Und dann das Schwimmen am Sonntag. Ich dachte, dass ich es mal mache, wie Herr Al-Sultan, indem ich auf den letzten Drücker erscheine. Nee, im Ernst, die Anreise zum Müggelsee war der Horror. Björns besch…..es Navigationsgerät hatte sich an diesem Morgen dazu entschieden, nur zu funktionieren, wenn der Wagen steht. Sehr günstig, vor allem wenn man eh schon spät dran ist und teilweise auf Autobahnen unterwegs ist. Naja, irgendwie haben wir zum See gefunden, waren aber echt spät dran. Und mussten ja vom Ziel, wo wir den Wagen abstellten noch zum Start mit der Straßenbahn fahren, die nur alle 20 Minuten fuhr. Natürlich fuhr uns eine vor der Nase weg.

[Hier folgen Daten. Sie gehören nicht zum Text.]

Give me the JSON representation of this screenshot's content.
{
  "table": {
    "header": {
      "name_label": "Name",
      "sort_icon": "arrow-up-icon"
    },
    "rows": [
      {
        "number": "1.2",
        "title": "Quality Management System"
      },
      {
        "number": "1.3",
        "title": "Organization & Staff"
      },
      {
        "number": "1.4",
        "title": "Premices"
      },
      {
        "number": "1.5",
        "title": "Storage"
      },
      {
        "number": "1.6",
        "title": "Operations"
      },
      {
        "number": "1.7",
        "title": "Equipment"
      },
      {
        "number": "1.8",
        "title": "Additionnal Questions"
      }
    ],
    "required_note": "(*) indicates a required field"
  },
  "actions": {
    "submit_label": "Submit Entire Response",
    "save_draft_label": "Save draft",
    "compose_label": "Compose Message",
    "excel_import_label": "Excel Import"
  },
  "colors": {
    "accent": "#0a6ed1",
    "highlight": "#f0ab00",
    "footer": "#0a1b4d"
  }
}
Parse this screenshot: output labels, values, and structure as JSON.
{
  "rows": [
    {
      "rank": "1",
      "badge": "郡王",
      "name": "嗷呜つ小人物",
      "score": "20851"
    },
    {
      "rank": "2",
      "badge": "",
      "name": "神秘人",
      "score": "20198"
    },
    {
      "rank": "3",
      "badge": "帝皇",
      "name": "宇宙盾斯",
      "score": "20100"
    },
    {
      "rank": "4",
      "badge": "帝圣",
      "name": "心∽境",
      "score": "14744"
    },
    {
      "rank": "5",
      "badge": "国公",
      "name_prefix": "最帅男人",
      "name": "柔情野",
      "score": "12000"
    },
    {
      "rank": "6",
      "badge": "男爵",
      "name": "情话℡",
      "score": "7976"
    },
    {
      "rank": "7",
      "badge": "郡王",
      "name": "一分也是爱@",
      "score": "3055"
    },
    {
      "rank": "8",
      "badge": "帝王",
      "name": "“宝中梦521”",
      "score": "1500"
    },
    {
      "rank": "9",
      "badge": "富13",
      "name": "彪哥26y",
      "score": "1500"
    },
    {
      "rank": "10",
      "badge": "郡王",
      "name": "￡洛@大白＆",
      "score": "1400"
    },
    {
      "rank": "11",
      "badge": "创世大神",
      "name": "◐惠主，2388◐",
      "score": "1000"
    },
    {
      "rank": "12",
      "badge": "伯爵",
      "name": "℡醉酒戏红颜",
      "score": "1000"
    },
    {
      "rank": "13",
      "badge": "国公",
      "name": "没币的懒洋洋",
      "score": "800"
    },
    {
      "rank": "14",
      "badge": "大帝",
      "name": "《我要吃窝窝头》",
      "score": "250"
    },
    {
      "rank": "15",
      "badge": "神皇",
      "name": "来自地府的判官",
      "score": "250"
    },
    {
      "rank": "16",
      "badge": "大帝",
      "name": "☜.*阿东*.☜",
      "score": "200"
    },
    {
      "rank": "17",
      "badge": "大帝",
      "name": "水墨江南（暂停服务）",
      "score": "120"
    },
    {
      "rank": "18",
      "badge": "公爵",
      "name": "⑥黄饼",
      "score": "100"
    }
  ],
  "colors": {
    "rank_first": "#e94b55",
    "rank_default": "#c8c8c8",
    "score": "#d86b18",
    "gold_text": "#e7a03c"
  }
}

Der Fahrer der nächsten war supernett und rechnete uns vor, dass wir es noch locker schaffen würden, 15 Minuten vor’m Start dort zu sein. Na super, dann ist ja alles gut. Ich war deutlich gestresst und genervt. Der Fahrer fuhr extra 2 Minuten eher los und fuhr extra schnell, nett nicht wahr? Am See angekommen, ging alles ganz schnell: Transponder abgeholt, Tüte mit den Sachen in einen VW Bus und los an den Start, denn ich war in der ersten Startgruppe. Gestartet wurde in Gruppen à 50 Leuten, Björn war in der dritten. Das Wasser war mit 19 °C echt OK, ist meiner Meinung nach eh vor allem Kopfsache. Und schon ging es los, ziemlich gerade über den See. Ich kam gut ins Schwimmen und es fühlte sich eher schnell an. Ich habe versucht, die ganze Zeit darauf zu achten, schnell zu schwimmen und nicht in mein gemütliches Trainingstempo zu verfallen. Zwischendurch habe ich mich aber doch mal dabei ertappt und mich dann bemüht, wieder schneller zu schwimmen. Gegen Ende der Strecke überholten mich zwei Mädels, an denen ich dran zu bleiben versuchte, was mir aber nicht gelang. Am Ende habe ich 1:06.27 gebraucht. Damit bin ich 12. Frau (von 73) und 2. (von 8) meiner Altersklasse geworden. Hübsche Platzierung, Platz 12, aber mit der Zeit bin ich nicht zufrieden. Ich hatte schon gedacht, unter 1:05 h schwimmen zu können, schade. Björn ist auch gut durchgekommen, ohne Freiwasser-Panik, die ihn gern mal befällt und vor allem ohne Luftnot (er ist ja seit einiger Zeit von Asthma geplagt). Er hat 1:26:52 gebraucht. Der Sieger benötigte übrigens 46:57 Minuten. Die Siegerin 52:50 Minuten. Dritte bei den Frauen wurde eine 15 jährige in 53:59 Minuten, Hut ab!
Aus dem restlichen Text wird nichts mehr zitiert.